I remember spending time outside as child and playing the role of awed observer to the creatures that inhabited that space. My outdoor habitat included my grandparents’ yard with walk-in cages of canaries or peacocks. Ants and pill bugs making their way across a patio composed of cobblestones. Butterflies meandering through the coneflowers and asters, and bees busy in the lavender. Hummingbirds visiting the each bloom in the hanging potted fuchsias, darting diminutive angles arcing across a rosy sky.
My own yard contained a plethora of sticky caterpillars that feasted on a hedge by our house. We collected them in mason jars filled with their banquet leaves and watch as they crawled and crunched before setting them free. Snails all over my father’s vegetable garden that we would collect for a penny each and place in big buckets for my dad to “transplant” to a different home. The pair of mallards that quacked at my bedroom window each morning and made a home in our yard with the plastic wading pool. A chicken that never laid eggs.
The eucalyptus forest behind my elementary school where squirrels scurried and birds called to one another in repetitive, melodious pleas. Perched in the pungent, oily trees that will always carry the scent of school days.
Morning hikes through a bigger world included deer, turkeys, and an occasional bob cat or coyote. Brown rolling hills dotted with oak trees, and accessorized with tufts of wildflowers: blue lupine, Indian paintbrush and sticky monkey. On the coast, I peered into tidepools. A miniature underwater world composed of colorful characters, slow moving, and spiny and shelled. I watched sandpipers run on stilt legs and pluck up tiny sand crabs. The crabs that escaped bubbling and burrowing through wet, soppy sand massaged by surf. Once in awhile, fat, shiny seals would bask in the surf near a rocky outcropping. Gulls and cormorants taunting one another, taking turns driving from rocks covered in chalky guano.
Now, when I feel a sense of indescribable discontent, a longing for something I can’t name, I wander outside and sit and think. When did I stop being that awed observer? When life got too full of commitments and responsibilities? When I started to prefer creature comforts over creatures? When I grew accustomed to spending my time outdoors drinking instead of exploring and watching? When what was in my glass held my attention and desire over the tiny angular bird dancing with the flowers?
Now that I am sober, I am enjoying my time outdoors again. Time spent observing, not in oblivion. I’m noticing again…appreciating…awed.
I just finished an amazing and beautifully illustrated book, World of Wonders: In praise of Fireflies, Whale Sharks, and Other Astonishments, by Aimee Nezhukumatathil. Each vignette describes an awe-inspiring animal, and her connection with it or how it paralleled her life experiences. It helped me recapture my affinity for the wonderous in our natural world. Reminded me of why I loved being the awed observer.
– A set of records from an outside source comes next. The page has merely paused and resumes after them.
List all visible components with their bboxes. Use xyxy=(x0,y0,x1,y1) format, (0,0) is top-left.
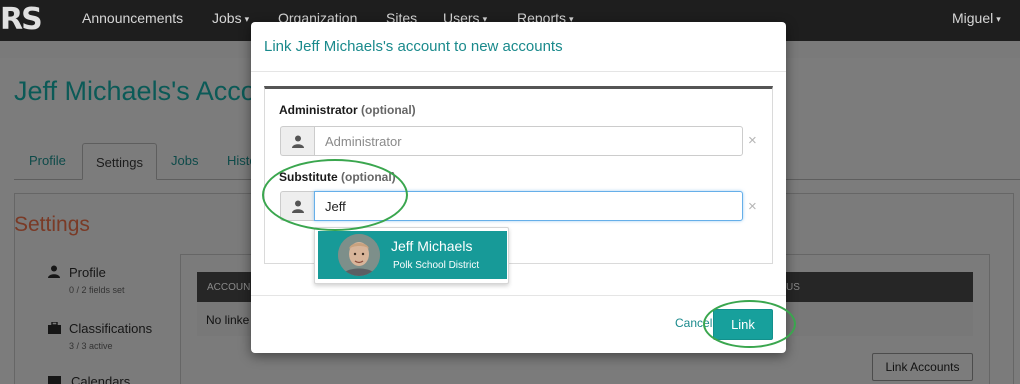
nav-announcements[interactable]: Announcements xyxy=(82,10,183,26)
administrator-input[interactable] xyxy=(314,126,743,156)
briefcase-icon xyxy=(48,321,61,337)
chevron-down-icon: ▾ xyxy=(244,14,250,24)
user-menu[interactable]: Miguel ▾ xyxy=(952,10,1001,26)
suggestion-organization: Polk School District xyxy=(393,260,480,271)
suggestion-name: Jeff Michaels xyxy=(391,238,473,254)
side-link-profile-sub: 0 / 2 fields set xyxy=(69,285,125,295)
autocomplete-dropdown: Jeff Michaels Polk School District xyxy=(314,227,509,284)
calendar-icon xyxy=(48,374,61,384)
clear-substitute-icon[interactable]: × xyxy=(748,198,757,215)
side-link-classifications-sub: 3 / 3 active xyxy=(69,341,113,351)
administrator-input-group xyxy=(280,126,743,156)
link-accounts-button[interactable]: Link Accounts xyxy=(872,353,973,381)
modal-title: Link Jeff Michaels's account to new acco… xyxy=(264,38,563,55)
side-link-classifications[interactable]: Classifications xyxy=(69,321,152,336)
link-button[interactable]: Link xyxy=(713,309,773,340)
user-icon xyxy=(48,265,60,281)
user-icon xyxy=(280,126,314,156)
substitute-label: Substitute (optional) xyxy=(279,170,396,184)
app-logo[interactable]: RS xyxy=(0,2,44,37)
link-accounts-modal: Link Jeff Michaels's account to new acco… xyxy=(251,22,786,353)
tab-settings[interactable]: Settings xyxy=(82,143,157,180)
settings-heading: Settings xyxy=(14,213,90,236)
modal-header: Link Jeff Michaels's account to new acco… xyxy=(251,22,786,72)
side-link-calendars[interactable]: Calendars xyxy=(71,374,130,384)
nav-jobs[interactable]: Jobs ▾ xyxy=(212,10,249,26)
empty-table-text: No linke xyxy=(206,313,250,327)
avatar xyxy=(338,234,380,276)
substitute-input[interactable] xyxy=(314,191,743,221)
modal-footer-divider xyxy=(251,295,786,296)
cancel-button[interactable]: Cancel xyxy=(675,316,712,330)
tab-profile[interactable]: Profile xyxy=(29,153,66,168)
user-icon xyxy=(280,191,314,221)
substitute-input-group xyxy=(280,191,743,221)
side-link-profile[interactable]: Profile xyxy=(69,265,106,280)
suggestion-item[interactable]: Jeff Michaels Polk School District xyxy=(318,231,507,279)
chevron-down-icon: ▾ xyxy=(996,14,1001,24)
clear-administrator-icon[interactable]: × xyxy=(748,132,757,149)
column-header-status: US xyxy=(786,282,800,293)
column-header-account: ACCOUN xyxy=(207,282,251,293)
administrator-label: Administrator (optional) xyxy=(279,103,416,117)
tab-jobs[interactable]: Jobs xyxy=(171,153,198,168)
page-title: Jeff Michaels's Acco xyxy=(14,76,256,106)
In her essay “Firefly (Reduex)” she writes of the power of memory tied to a particular creature. For her, it was fireflies. “What a single firefly can do is this: it can light a memory I thought was long lost in roadsides overrun with Queen Anne’s lace and goldenrod, a peach pie cooling in the window of a distant house.” Our connection with the outdoors and its inhabitants is deep-rooted and intermingled in our memories of childhood and provides the most vivid and visceral transporting into the past. She goes on to write, “A single firefly might be the spark that sends us back to our grandmother’s backyard to listen for whip-poor-wills; the spark that sends us back to splashing in an ice-cold creek-bed with our jeans rolled up to our knees, until we shudder and gasp, our toes fully wrinkled. In that spark is a slowdown and tenderness…Such a tiny light, for such a considerable task. Its luminescence could very well be the spark the reminds us to make a most necessary turn–a shift and a swing and a switch–toward cherishing this magnificent and wonderous planet.”
Aside from her beautiful writing, reading this book inspires me to spend more time outdoors, and to get my children out there too. In the backyard, at their grandparents’, camping and hiking. Because it’s in the wonderous world that the magic happens. We just need to put down our screens, and go outside to play.
This brought back so many wonderful memories, Collette. I’ve definitely leaned on nature as my therapist these last few years but it’s been spotty. Connecting to these wonders is a great reminder.
I definitely love your conclusion! Screens down, play more!
Gorgeous post! May we all stay present for this world of wonders.
We are missing out on so much living. ❤️
Way to wax nostalgia Collette ❣️ Gentle reminder to reconnect with the simple and innocent “wonder” of childhood .
I love this part:
“In that spark is a slowdown and tenderness…Such a tiny light, for such a considerable task. Its luminescence could very well be the spark the reminds us to make a most necessary turn–a shift and a swing and a switch–toward cherishing this magnificent and wonderous planet.”